3) Criteria for restarting treatment after intermittent treatment: Currently, China recommends starting a new round of treatment when PSA>4ng/ml.

4) Indications for IHT: localized prostate cancer that cannot undergo radical surgery or radiotherapy; locally advanced patients (T3-T4); metastatic prostate cancer; positive pathological margins after radical surgery; recurrence after radical surgery or local radiotherapy. Those who are sensitive to endocrine therapy and whose PSA decreases to the standard for drug discontinuation after a certain period of endocrine therapy.

⑦Adjuvant hormonal therapy (AHT) for prostate cancer

AHT refers to endocrine therapy after radical prostatectomy or radical radiotherapy.

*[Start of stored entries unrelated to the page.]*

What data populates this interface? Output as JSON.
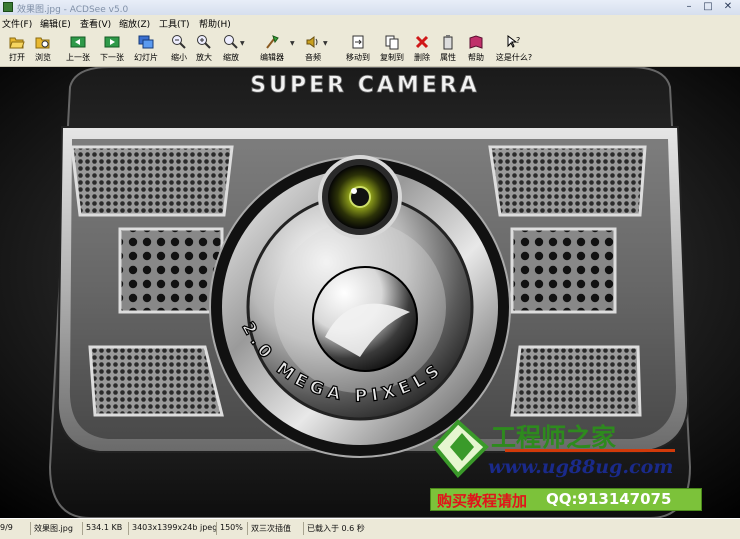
{
  "window": {
    "title": "效果图.jpg - ACDSee v5.0"
  },
  "menu": [
    "文件(F)",
    "编辑(E)",
    "查看(V)",
    "缩放(Z)",
    "工具(T)",
    "帮助(H)"
  ],
  "toolbar": {
    "open": "打开",
    "browse": "浏览",
    "prev": "上一张",
    "next": "下一张",
    "slideshow": "幻灯片",
    "zoom_out": "缩小",
    "zoom_in": "放大",
    "zoom": "缩放",
    "editor": "编辑器",
    "audio": "音频",
    "move_to": "移动到",
    "copy_to": "复制到",
    "delete": "删除",
    "properties": "属性",
    "help": "帮助",
    "whats_this": "这是什么?"
  },
  "image": {
    "brand": "SUPER CAMERA",
    "ring_text": "2.0 MEGA PIXELS"
  },
  "watermark": {
    "site_name": "工程师之家",
    "url": "www.ug88ug.com",
    "promo": "购买教程请加",
    "qq": "QQ:913147075"
  },
  "status": {
    "index": "9/9",
    "filename": "效果图.jpg",
    "filesize": "534.1 KB",
    "dimensions": "3403x1399x24b jpeg",
    "zoom": "150%",
    "filter": "双三次插值",
    "load_time": "已载入于 0.6 秒"
  },
  "colors": {
    "chrome": "#ece9d8",
    "watermark_green": "#2e8a1e",
    "watermark_blue": "#1a2a8a",
    "promo_bg": "#7cc23a",
    "promo_text": "#e0151b"
  }
}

The purpose is to treat residual lesions at the resection margin, residual positive lymph nodes, and micro-metastatic lesions, and improve long-term survival rate.

(1) Indications: ① positive pathological resection margin after radical surgery; ② positive lymph node (pN+) after surgery; ③ T3 (pT3) or ≤T2 with high-risk factors (Gleason>7, PSA>20ng/ml) confirmed by postoperative pathology; ④ AHT can be performed after radical radiotherapy for localized prostate cancer with the following high-risk factors (Gleason>7, PSA>20ng/ml); ⑤ AHT can be performed after radiotherapy for locally advanced prostate cancer.

(2) Methods: ① Maximum androgen blockade (MAB); ② Medical or surgical castration; ③ Anti-androgen therapy (anti-androgens): including steroids and non-steroidal drugs.

(3) Timing: Most advocate starting the therapy immediately after surgery or radiotherapy. According to foreign studies, the duration of adjuvant endocrine therapy for prostate cancer should be at least 18 months.